What I do is buy these coco mats and cut them to fit into the bottoms of my containers then put my coco coir in on top of the mats. I run these in hydro and having the mats holds the coir in the containers while allowing roots and water to run out the holes in the bottoms of the containers. This keeps coco debris from getting into my Resevoirs and clogging up my pumps.

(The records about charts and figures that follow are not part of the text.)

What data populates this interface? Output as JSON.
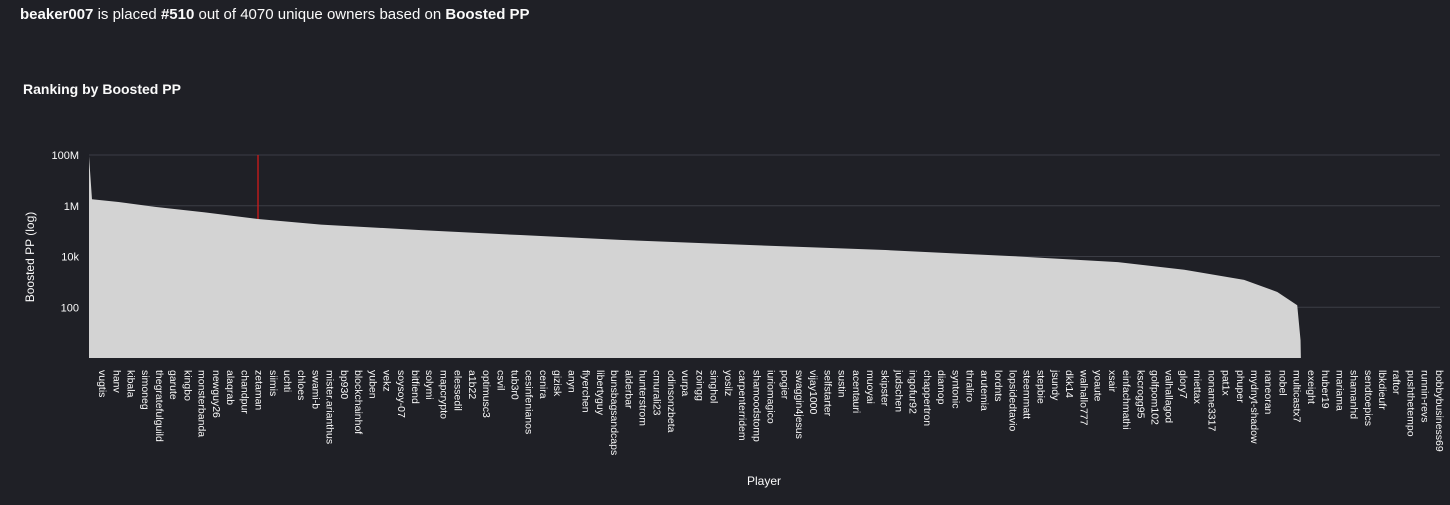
{
  "headline": {
    "player": "beaker007",
    "text1": " is placed ",
    "rank": "#510",
    "text2": " out of 4070 unique owners based on ",
    "metric": "Boosted PP"
  },
  "colors": {
    "background": "#1f2026",
    "area": "#d3d3d3",
    "highlight": "#d11a1a",
    "grid": "#3b3d45",
    "text": "#fafafa"
  },
  "chart_data": {
    "type": "area",
    "title": "Ranking by Boosted PP",
    "xlabel": "Player",
    "ylabel": "Boosted PP (log)",
    "y_scale": "log",
    "ylim": [
      1,
      100000000
    ],
    "y_ticks": [
      {
        "value": 100,
        "label": "100"
      },
      {
        "value": 10000,
        "label": "10k"
      },
      {
        "value": 1000000,
        "label": "1M"
      },
      {
        "value": 100000000,
        "label": "100M"
      }
    ],
    "x_tick_labels": [
      "vugtis",
      "hanv",
      "kibala",
      "simoneg",
      "thegratefulguild",
      "garute",
      "kingbo",
      "monsterbanda",
      "newguy26",
      "alaqrab",
      "chandpur",
      "zetaman",
      "siimis",
      "uchti",
      "chloes",
      "swami-b",
      "mister.arianthus",
      "bp930",
      "blockchainhof",
      "yuben",
      "vekz",
      "soysoy-07",
      "bitfiend",
      "solymi",
      "mapcrypto",
      "elessedil",
      "a1b22",
      "optimusc3",
      "csvil",
      "tub3r0",
      "cesinfenianos",
      "cenira",
      "gizisk",
      "anyn",
      "flyerchen",
      "libertyguy",
      "bunsbagsandcaps",
      "alderbar",
      "hunterstrom",
      "cmurali23",
      "odinsonzbeta",
      "vurpa",
      "zoingg",
      "singhol",
      "yosilz",
      "carpenterridem",
      "shamoodstomp",
      "iuriomagico",
      "pogier",
      "swaggin4jesus",
      "vijay1000",
      "selfstarter",
      "sustin",
      "acentauri",
      "muoyai",
      "skipster",
      "judschen",
      "ingofur92",
      "chappertron",
      "diamop",
      "syntonic",
      "thraliro",
      "arutemia",
      "lordnts",
      "lopsidedtavio",
      "steemmatt",
      "stepbie",
      "jsundy",
      "dkk14",
      "walhallo777",
      "yoaute",
      "xsair",
      "einfachmathi",
      "kscrogg95",
      "golfpom102",
      "valhallagod",
      "glory7",
      "miettax",
      "noname3317",
      "pat1x",
      "phuper",
      "mydnyt-shadow",
      "naneoran",
      "nobel",
      "multicastx7",
      "exeight",
      "huber19",
      "mariama",
      "shamanhd",
      "sendtoepics",
      "lbkdieufr",
      "raftor",
      "pushthetempo",
      "runnin-revs",
      "bobbybusiness69"
    ],
    "curve": [
      {
        "rank": 1,
        "pp": 90000000
      },
      {
        "rank": 10,
        "pp": 1800000
      },
      {
        "rank": 90,
        "pp": 1400000
      },
      {
        "rank": 200,
        "pp": 900000
      },
      {
        "rank": 350,
        "pp": 550000
      },
      {
        "rank": 510,
        "pp": 300000
      },
      {
        "rank": 700,
        "pp": 180000
      },
      {
        "rank": 1000,
        "pp": 110000
      },
      {
        "rank": 1300,
        "pp": 70000
      },
      {
        "rank": 1600,
        "pp": 45000
      },
      {
        "rank": 2000,
        "pp": 28000
      },
      {
        "rank": 2400,
        "pp": 18000
      },
      {
        "rank": 2800,
        "pp": 10000
      },
      {
        "rank": 3100,
        "pp": 6000
      },
      {
        "rank": 3300,
        "pp": 3000
      },
      {
        "rank": 3480,
        "pp": 1200
      },
      {
        "rank": 3580,
        "pp": 400
      },
      {
        "rank": 3640,
        "pp": 120
      },
      {
        "rank": 3650,
        "pp": 5
      },
      {
        "rank": 3651,
        "pp": 1
      }
    ],
    "total_players": 4070,
    "highlight": {
      "player": "beaker007",
      "rank": 510
    }
  }
}
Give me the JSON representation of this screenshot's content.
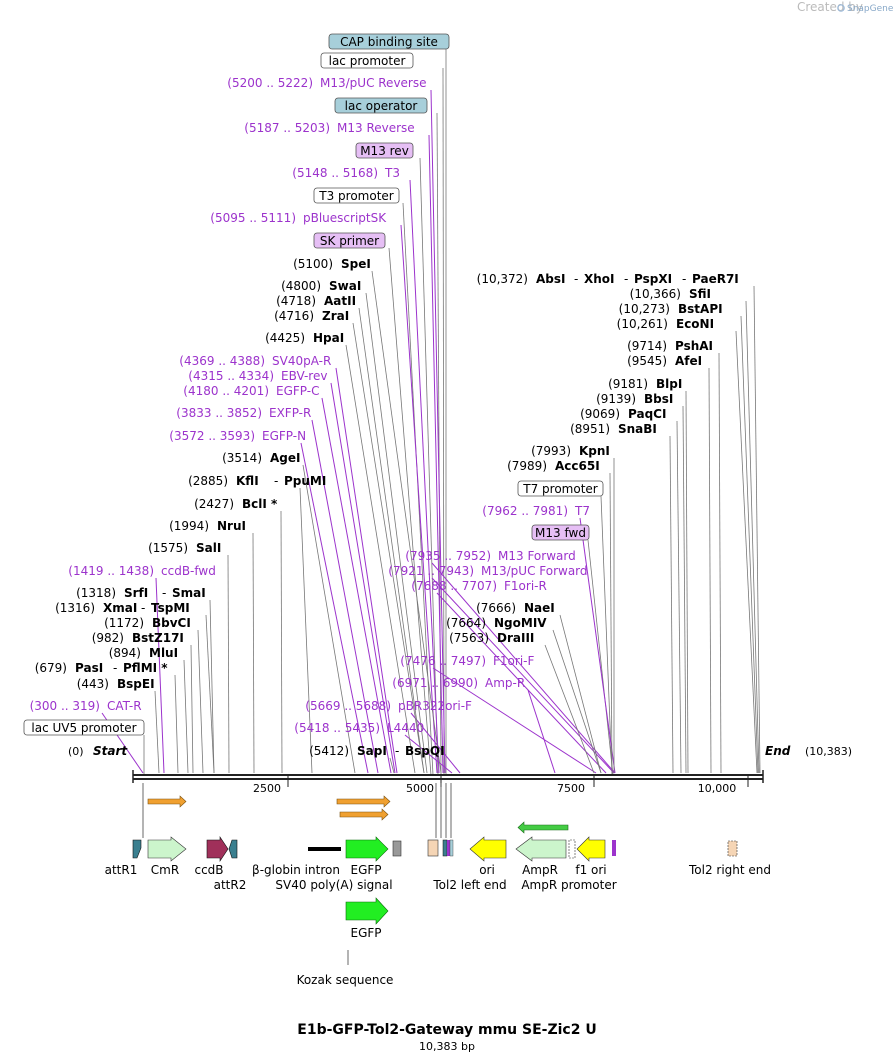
{
  "watermark": {
    "prefix": "Created by",
    "brand": "SnapGene"
  },
  "title": "E1b-GFP-Tol2-Gateway mmu SE-Zic2 U",
  "length_label": "10,383 bp",
  "axis": {
    "ticks": [
      "2500",
      "5000",
      "7500",
      "10,000"
    ]
  },
  "ends": {
    "start_pos": "(0)",
    "start_label": "Start",
    "end_label": "End",
    "end_pos": "(10,383)"
  },
  "boxed_labels": [
    {
      "text": "CAP binding site",
      "fill": "#a7cfda"
    },
    {
      "text": "lac promoter",
      "fill": "#ffffff"
    },
    {
      "text": "lac operator",
      "fill": "#a7cfda"
    },
    {
      "text": "M13 rev",
      "fill": "#e6bff5"
    },
    {
      "text": "T3 promoter",
      "fill": "#ffffff"
    },
    {
      "text": "SK primer",
      "fill": "#e6bff5"
    },
    {
      "text": "T7 promoter",
      "fill": "#ffffff"
    },
    {
      "text": "M13 fwd",
      "fill": "#e6bff5"
    },
    {
      "text": "lac UV5 promoter",
      "fill": "#ffffff"
    }
  ],
  "primers": [
    {
      "range": "(5200 .. 5222)",
      "name": "M13/pUC Reverse"
    },
    {
      "range": "(5187 .. 5203)",
      "name": "M13 Reverse"
    },
    {
      "range": "(5148 .. 5168)",
      "name": "T3"
    },
    {
      "range": "(5095 .. 5111)",
      "name": "pBluescriptSK"
    },
    {
      "range": "(4369 .. 4388)",
      "name": "SV40pA-R"
    },
    {
      "range": "(4315 .. 4334)",
      "name": "EBV-rev"
    },
    {
      "range": "(4180 .. 4201)",
      "name": "EGFP-C"
    },
    {
      "range": "(3833 .. 3852)",
      "name": "EXFP-R"
    },
    {
      "range": "(3572 .. 3593)",
      "name": "EGFP-N"
    },
    {
      "range": "(1419 .. 1438)",
      "name": "ccdB-fwd"
    },
    {
      "range": "(300 .. 319)",
      "name": "CAT-R"
    },
    {
      "range": "(7962 .. 7981)",
      "name": "T7"
    },
    {
      "range": "(7935 .. 7952)",
      "name": "M13 Forward"
    },
    {
      "range": "(7921 .. 7943)",
      "name": "M13/pUC Forward"
    },
    {
      "range": "(7688 .. 7707)",
      "name": "F1ori-R"
    },
    {
      "range": "(7476 .. 7497)",
      "name": "F1ori-F"
    },
    {
      "range": "(6971 .. 6990)",
      "name": "Amp-R"
    },
    {
      "range": "(5669 .. 5688)",
      "name": "pBR322ori-F"
    },
    {
      "range": "(5418 .. 5435)",
      "name": "L4440"
    }
  ],
  "sites": [
    {
      "pos": "(5100)",
      "name": "SpeI"
    },
    {
      "pos": "(4800)",
      "name": "SwaI"
    },
    {
      "pos": "(4718)",
      "name": "AatII"
    },
    {
      "pos": "(4716)",
      "name": "ZraI"
    },
    {
      "pos": "(4425)",
      "name": "HpaI"
    },
    {
      "pos": "(3514)",
      "name": "AgeI"
    },
    {
      "pos": "(2885)",
      "name": "KflI",
      "extra": "PpuMI"
    },
    {
      "pos": "(2427)",
      "name": "BclI *"
    },
    {
      "pos": "(1994)",
      "name": "NruI"
    },
    {
      "pos": "(1575)",
      "name": "SalI"
    },
    {
      "pos": "(1318)",
      "name": "SrfI",
      "extra": "SmaI"
    },
    {
      "pos": "(1316)",
      "name": "XmaI",
      "extra": "TspMI"
    },
    {
      "pos": "(1172)",
      "name": "BbvCI"
    },
    {
      "pos": "(982)",
      "name": "BstZ17I"
    },
    {
      "pos": "(894)",
      "name": "MluI"
    },
    {
      "pos": "(679)",
      "name": "PasI",
      "extra": "PflMI *"
    },
    {
      "pos": "(443)",
      "name": "BspEI"
    },
    {
      "pos": "(5412)",
      "name": "SapI",
      "extra": "BspQI"
    },
    {
      "pos": "(10,372)",
      "name": "AbsI",
      "extra": "XhoI",
      "extra2": "PspXI",
      "extra3": "PaeR7I"
    },
    {
      "pos": "(10,366)",
      "name": "SfiI"
    },
    {
      "pos": "(10,273)",
      "name": "BstAPI"
    },
    {
      "pos": "(10,261)",
      "name": "EcoNI"
    },
    {
      "pos": "(9714)",
      "name": "PshAI"
    },
    {
      "pos": "(9545)",
      "name": "AfeI"
    },
    {
      "pos": "(9181)",
      "name": "BlpI"
    },
    {
      "pos": "(9139)",
      "name": "BbsI"
    },
    {
      "pos": "(9069)",
      "name": "PaqCI"
    },
    {
      "pos": "(8951)",
      "name": "SnaBI"
    },
    {
      "pos": "(7993)",
      "name": "KpnI"
    },
    {
      "pos": "(7989)",
      "name": "Acc65I"
    },
    {
      "pos": "(7666)",
      "name": "NaeI"
    },
    {
      "pos": "(7664)",
      "name": "NgoMIV"
    },
    {
      "pos": "(7563)",
      "name": "DraIII"
    }
  ],
  "features": [
    {
      "name": "attR1",
      "color": "#3a7f8f"
    },
    {
      "name": "CmR",
      "color": "#ccf5cc"
    },
    {
      "name": "ccdB",
      "color": "#a0305a"
    },
    {
      "name": "attR2",
      "color": "#3a7f8f"
    },
    {
      "name": "β-globin intron",
      "color": "#000000"
    },
    {
      "name": "EGFP",
      "color": "#22ee22"
    },
    {
      "name": "SV40 poly(A) signal",
      "color": "#999999"
    },
    {
      "name": "ori",
      "color": "#ffff00"
    },
    {
      "name": "Tol2 left end",
      "color": "#f5d5b5"
    },
    {
      "name": "AmpR",
      "color": "#ccf5cc"
    },
    {
      "name": "AmpR promoter",
      "color": "#ffffff"
    },
    {
      "name": "f1 ori",
      "color": "#ffff00"
    },
    {
      "name": "Tol2 right end",
      "color": "#f5d5b5"
    },
    {
      "name": "EGFP",
      "color": "#22ee22"
    },
    {
      "name": "Kozak sequence",
      "color": "#000000"
    }
  ],
  "colors": {
    "purple": "#9c33cc",
    "line": "#777777",
    "backbone": "#222222",
    "orf_fill": "#f0a030",
    "orf_rev": "#44cc44"
  }
}
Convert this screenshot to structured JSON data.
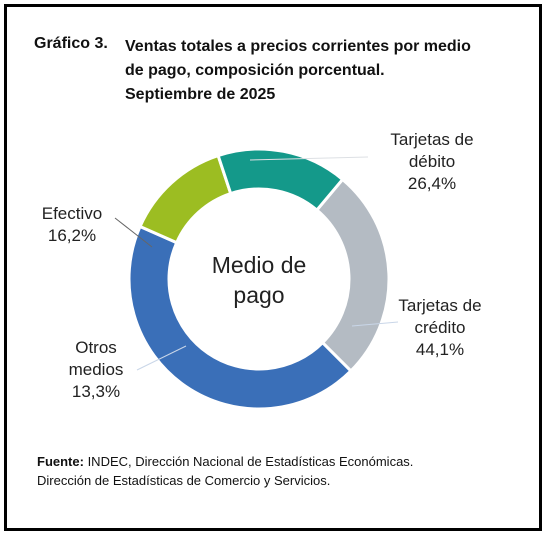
{
  "header": {
    "label": "Gráfico 3.",
    "title_lines": [
      "Ventas totales a precios corrientes por medio",
      "de pago, composición porcentual.",
      "Septiembre de 2025"
    ]
  },
  "chart_data": {
    "type": "pie",
    "title": "Ventas totales a precios corrientes por medio de pago, composición porcentual. Septiembre de 2025",
    "center_label_lines": [
      "Medio de",
      "pago"
    ],
    "slices": [
      {
        "label_lines": [
          "Tarjetas de",
          "débito"
        ],
        "value": 26.4,
        "value_label": "26,4%",
        "color": "#b4bbc3"
      },
      {
        "label_lines": [
          "Tarjetas de",
          "crédito"
        ],
        "value": 44.1,
        "value_label": "44,1%",
        "color": "#3a6fb8"
      },
      {
        "label_lines": [
          "Otros",
          "medios"
        ],
        "value": 13.3,
        "value_label": "13,3%",
        "color": "#9cbd22"
      },
      {
        "label_lines": [
          "Efectivo"
        ],
        "value": 16.2,
        "value_label": "16,2%",
        "color": "#14998a"
      }
    ]
  },
  "source": {
    "label": "Fuente:",
    "line1": " INDEC, Dirección Nacional de Estadísticas Económicas.",
    "line2": "Dirección de Estadísticas de Comercio y Servicios."
  }
}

I buy my bulk coco coir online from Plantlightinghydroponics.com for around $12 for a 5kilogram bag, which goes a long way.


----------



## OGKushman (Apr 15, 2012)

Thanks hush!


----------



## tastyness (Apr 16, 2012)

Thanks for the help.  Unfortunately where I am located everything costs a ridiculous amount of money.  I used to get the bricks locally (in Canada) for a great price.  
Still working on a source here- but wanted to know my options in case that doesn't work out.


----------



## Hushpuppy (Apr 16, 2012)

Check out EBAY and then just cruize the web for hydro-stores until you can find a decent price. I don't know if the cost of shipping would be worth it but you might find a better price with shipping from US. Depending on what area yer in versus where the hydro store is. But I would start with EBAY.


----------



## tastyness (Apr 18, 2012)

It's not the cost of shipping- though that is prohibitive.  It is governernment agency that inspects everything as it comes into the country.  They take bio-security very seriously here- I wasn't even able to bring in aduki beans or lentils!  Thanks for the good advice though.
It is funny because they do a lot of "synthetic" product for sale here- but you just don't know what is in it and I prefer the natural stuff.
Any kiwis on the forum anywhere???????
I do know there are other growers nearby though as they recently busted a 100 plant operation in a close by suburb- growing outdoors.


----------



## Hushpuppy (Apr 19, 2012)

Ya gotta love gettin yer money's worth of gov't helping to keep ya safe


----------